La consolidation des régimes actuels en Egypte, en Syrie et en Iraq (avant l'invasion américaine), surtout après la guerre de 1973, ne fit que renforcer la base populaire des Frères musulmans et d'autres mouvements islamiques inspirés d'al-Banna et de Kotb, qui se sont répandus dans plus d'un pays arabe, aidés financièrement par les capitalistes musulmans et par les Etats rentiers du pétrole. C'était aussi le temps qui vit émerger le radicalisme chiite, surtout en Iraq et au Liban ; ce radicalisme se verra renforcé par le succès de la révolution iranienne de 1979. Tous ces mouvements sociaux et politiques n'ont pas manqué de soulever de nouvelles et redoutables questions :
(1) Elles prêchaient le retour à l'Islam authentique des origines, comme une solution à tous les maux de la société. L'Islam s'y trouvait représenté comme un système englobant tous les aspects de la vie, d'où la reprise des trois termes bien connus dans la pensée islamique classique : Din, Dawla wa Dunya (Religion, Etat et monde séculier).
(2) Elles mobilisaient les Musulmans face à l'agression de l'Occident et surtout face à l'occidentalisation, ainsi que face à Israël.
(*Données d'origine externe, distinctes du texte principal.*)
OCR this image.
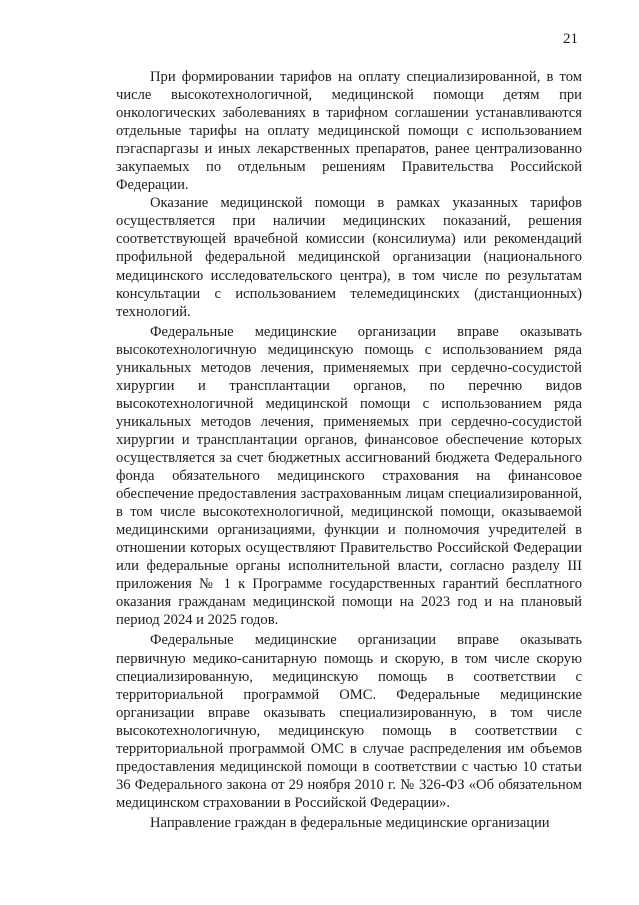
21

При формировании тарифов на оплату специализированной, в том числе высокотехнологичной, медицинской помощи детям при онкологических заболеваниях в тарифном соглашении устанавливаются отдельные тарифы на оплату медицинской помощи с использованием пэгаспаргазы и иных лекарственных препаратов, ранее централизованно закупаемых по отдельным решениям Правительства Российской Федерации.

Оказание медицинской помощи в рамках указанных тарифов осуществляется при наличии медицинских показаний, решения соответствующей врачебной комиссии (консилиума) или рекомендаций профильной федеральной медицинской организации (национального медицинского исследовательского центра), в том числе по результатам консультации с использованием телемедицинских (дистанционных) технологий.

Федеральные медицинские организации вправе оказывать высокотехнологичную медицинскую помощь с использованием ряда уникальных методов лечения, применяемых при сердечно-сосудистой хирургии и трансплантации органов, по перечню видов высокотехнологичной медицинской помощи с использованием ряда уникальных методов лечения, применяемых при сердечно-сосудистой хирургии и трансплантации органов, финансовое обеспечение которых осуществляется за счет бюджетных ассигнований бюджета Федерального фонда обязательного медицинского страхования на финансовое обеспечение предоставления застрахованным лицам специализированной, в том числе высокотехнологичной, медицинской помощи, оказываемой медицинскими организациями, функции и полномочия учредителей в отношении которых осуществляют Правительство Российской Федерации или федеральные органы исполнительной власти, согласно разделу III приложения № 1 к Программе государственных гарантий бесплатного оказания гражданам медицинской помощи на 2023 год и на плановый период 2024 и 2025 годов.

Федеральные медицинские организации вправе оказывать первичную медико-санитарную помощь и скорую, в том числе скорую специализированную, медицинскую помощь в соответствии с территориальной программой ОМС. Федеральные медицинские организации вправе оказывать специализированную, в том числе высокотехнологичную, медицинскую помощь в соответствии с территориальной программой ОМС в случае распределения им объемов предоставления медицинской помощи в соответствии с частью 10 статьи 36 Федерального закона от 29 ноября 2010 г. № 326-ФЗ «Об обязательном медицинском страховании в Российской Федерации».

Направление граждан в федеральные медицинские организации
A cet égard, leurs discours se concentrèrent en grande partie sur la religiosité de l'Etat juif ; celui-ci n'était plus uniquement considéré comme un pont de l'impérialisme, ou un regroupement de bandes sionistes, ou comme un ennemi disposant d'une supériorité technologique et scientifique, mais aussi et surtout comme un Etat profondément religieux et d'une religion intégriste. Alors, "de même que le sionisme est un intégrisme puisque l'allégeance juive commune fonde l'existence et l'unité de l'Etat israélien, de même l'islamisme entend reconstituer l'unité de l'Umma autour de l'islam restauré"[2]. Et de même qu'Israël a pu concilier la religion et la science et parvenir ainsi à la victoire, l'Islam et la science pourraient aussi être regroupés.
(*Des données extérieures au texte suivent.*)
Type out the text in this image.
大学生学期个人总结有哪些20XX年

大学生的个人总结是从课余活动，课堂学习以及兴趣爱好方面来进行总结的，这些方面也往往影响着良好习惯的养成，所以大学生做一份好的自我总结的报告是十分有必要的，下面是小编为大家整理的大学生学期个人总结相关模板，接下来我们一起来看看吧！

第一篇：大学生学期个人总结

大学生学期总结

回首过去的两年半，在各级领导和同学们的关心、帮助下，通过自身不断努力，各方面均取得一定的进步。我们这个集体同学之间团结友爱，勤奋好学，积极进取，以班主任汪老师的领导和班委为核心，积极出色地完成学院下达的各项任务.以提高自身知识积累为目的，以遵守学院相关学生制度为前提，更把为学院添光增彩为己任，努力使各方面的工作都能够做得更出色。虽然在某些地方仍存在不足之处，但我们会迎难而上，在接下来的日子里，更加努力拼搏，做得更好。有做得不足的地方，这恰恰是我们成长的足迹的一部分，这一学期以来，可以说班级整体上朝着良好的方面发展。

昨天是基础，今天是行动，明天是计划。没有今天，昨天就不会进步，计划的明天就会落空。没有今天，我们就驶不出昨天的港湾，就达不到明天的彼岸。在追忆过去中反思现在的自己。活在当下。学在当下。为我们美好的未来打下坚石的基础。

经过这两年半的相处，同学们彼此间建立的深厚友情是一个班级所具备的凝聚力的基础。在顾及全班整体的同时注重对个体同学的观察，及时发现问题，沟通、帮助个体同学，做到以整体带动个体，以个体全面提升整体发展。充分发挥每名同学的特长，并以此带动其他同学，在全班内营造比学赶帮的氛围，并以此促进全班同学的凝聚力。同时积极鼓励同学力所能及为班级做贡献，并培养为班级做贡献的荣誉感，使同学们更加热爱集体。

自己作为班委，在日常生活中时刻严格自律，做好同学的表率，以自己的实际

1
(3) Elles prenaient une attitude de plus en plus révolutionnaire à l'égard des régimes actuels ; cette attitude semblait pourtant être en lien intime avec, d'un côté, des crises économique et sociale et, de l'autre côté, avec l'agression contre ces régimes. C'est ainsi qu'en Syrie, par exemple, les Frères musulmans ont su tirer un profit substantiel des faibles situations économique et sociale inhérentes au mode de développement suivi par la Syrie durant les deux dernières décennies. Ils ont de même profité de la domination du régime qui, comme le dit Salah al-Din Bitar, "ne représente pas plus de 2% de la population, et (que) l'opposition (politique), dans sa totalité, ne doit pas dépasser le 1%"[3]. Rien d'étonnant de constater donc qu'en mars 1980, lors de l'agitation survenue en Syrie, aux yeux des islamistes le Ba'th, l'armée, les Alaouites, sont devenus des termes différents pour désigner une seule et même réalité, l'Etat, contre lequel il faut mobiliser toutes les forces vives de la société.
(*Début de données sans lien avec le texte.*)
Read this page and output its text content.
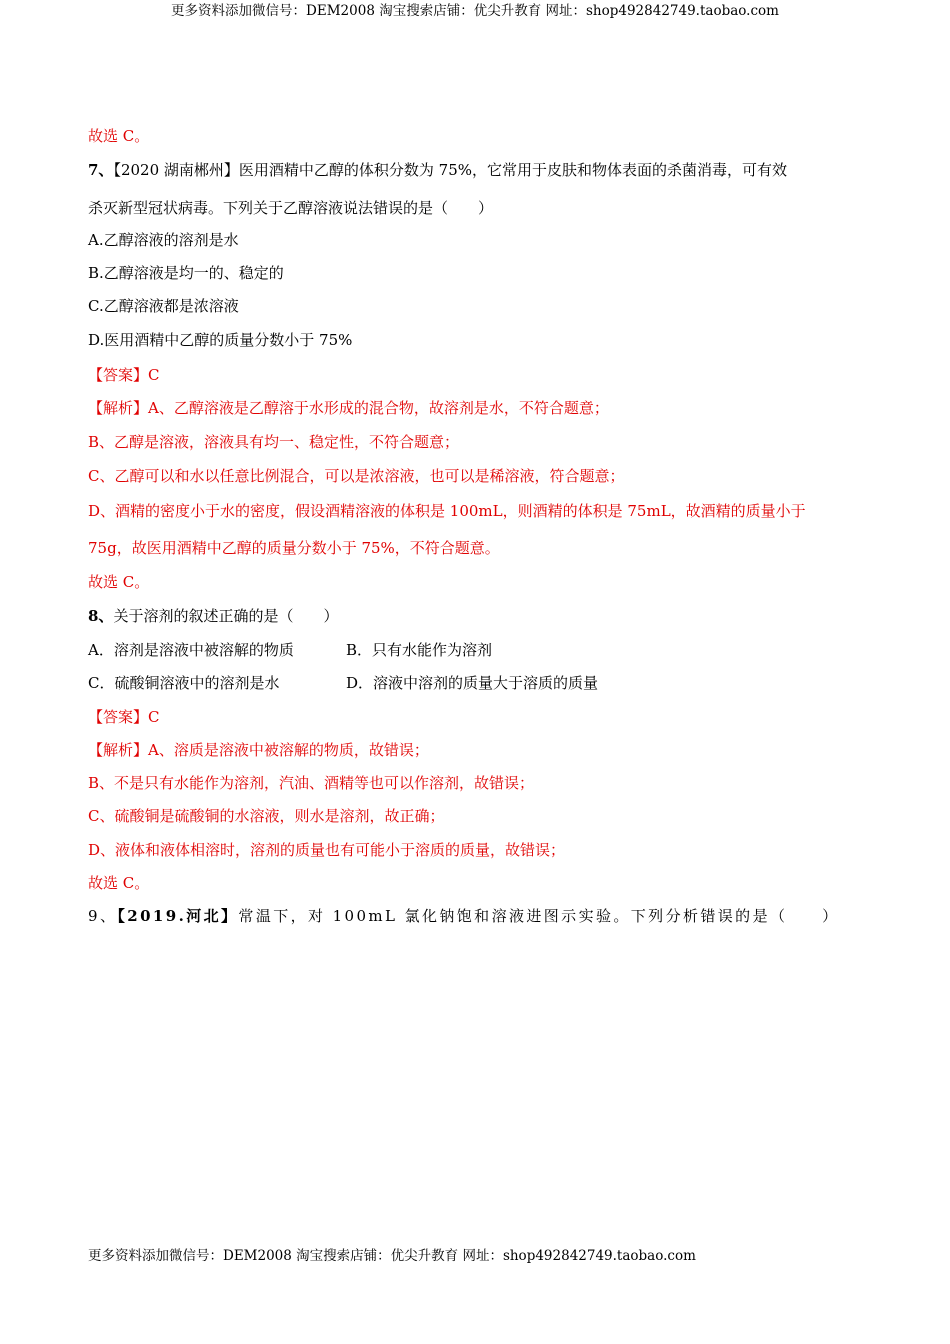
更多资料添加微信号：DEM2008 淘宝搜索店铺：优尖升教育 网址：shop492842749.taobao.com
故选 C。
7、【2020 湖南郴州】医用酒精中乙醇的体积分数为 75%，它常用于皮肤和物体表面的杀菌消毒，可有效
杀灭新型冠状病毒。下列关于乙醇溶液说法错误的是（　　）
A.乙醇溶液的溶剂是水
B.乙醇溶液是均一的、稳定的
C.乙醇溶液都是浓溶液
D.医用酒精中乙醇的质量分数小于 75%
【答案】C
【解析】A、乙醇溶液是乙醇溶于水形成的混合物，故溶剂是水，不符合题意；
B、乙醇是溶液，溶液具有均一、稳定性，不符合题意；
C、乙醇可以和水以任意比例混合，可以是浓溶液，也可以是稀溶液，符合题意；
D、酒精的密度小于水的密度，假设酒精溶液的体积是 100mL，则酒精的体积是 75mL，故酒精的质量小于
75g，故医用酒精中乙醇的质量分数小于 75%，不符合题意。
故选 C。
8、关于溶剂的叙述正确的是（　　）
A．溶剂是溶液中被溶解的物质	B．只有水能作为溶剂
C．硫酸铜溶液中的溶剂是水	D．溶液中溶剂的质量大于溶质的质量
【答案】C
【解析】A、溶质是溶液中被溶解的物质，故错误；
B、不是只有水能作为溶剂，汽油、酒精等也可以作溶剂，故错误；
C、硫酸铜是硫酸铜的水溶液，则水是溶剂，故正确；
D、液体和液体相溶时，溶剂的质量也有可能小于溶质的质量，故错误；
故选 C。
9、【2019.河北】常温下，对 100mL 氯化钠饱和溶液进图示实验。下列分析错误的是（　　）
更多资料添加微信号：DEM2008 淘宝搜索店铺：优尖升教育 网址：shop492842749.taobao.com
Soulignons ici une conséquence majeure de l'évolution de l'islamisme : en tant que mouvement fondé sur la religion et accessible à une grande masse marginalisée et frustrée par les régimes actuels, l'islamisme représentait une menace pour plus d'un régime dans le monde arabe. Ces régimes se trouvaient alors dans une situation ambiguë et perplexe : ils avaient besoin de la légitimation islamique pour maintenir leur pouvoir ; mais ils se trouvaient également dans l'obligation d'étouffer la poussée islamique.
La révolution islamique en Iran
En telle conjoncture, il paraît important de considérer brièvement l'avènement de la révolution islamique en Iran, d'autant plus important que les idées exprimées par Khomeiny sur l'Etat islamique ont été saluées par les Frères musulmans et leurs sympathisants comme le début authentique de l'incarnation de leur utopie.
Chébli Mallat parle du rôle éminent du grand savant nagafite Muhammad Bakir al-Sadr (1935-1980), qui fut exécuté, avec sa sour, par les baasistes iraquiens. C'est dans les années 1980, que fut découvert le rôle de ce savant dans la régénération des mouvements islamiques dans le monde chiite, voire dans tout le monde musulman.
La gravité de l'enseignement d'al-Sadr et de son influence s'aperçoivent dans sa théorie, incomplète qu'elle soit, sur le gouvernement dans l'Islam. Si le système du gouvernement en Iran, à la suite de la révolution, fut principalement celui de wilayat al-Fakih (le gouvernement du savant) prêché par Ayatullah al-Khoumeineh dans les années 1970, lors de son refuge dans Nagaf, il est évident que la contribution d'al-Sadr avait un rôle explicite dans l'établissement en Iran d'un système gouvernemental islamique constitutionnel, marqué par "le chiisme international" (al-Umamiyya al-Chiiyaa), en développement depuis très longtemps dans les Hawzat (pluriel de Houzah, une école de formation religieuse) d'Iran et de Nagaf.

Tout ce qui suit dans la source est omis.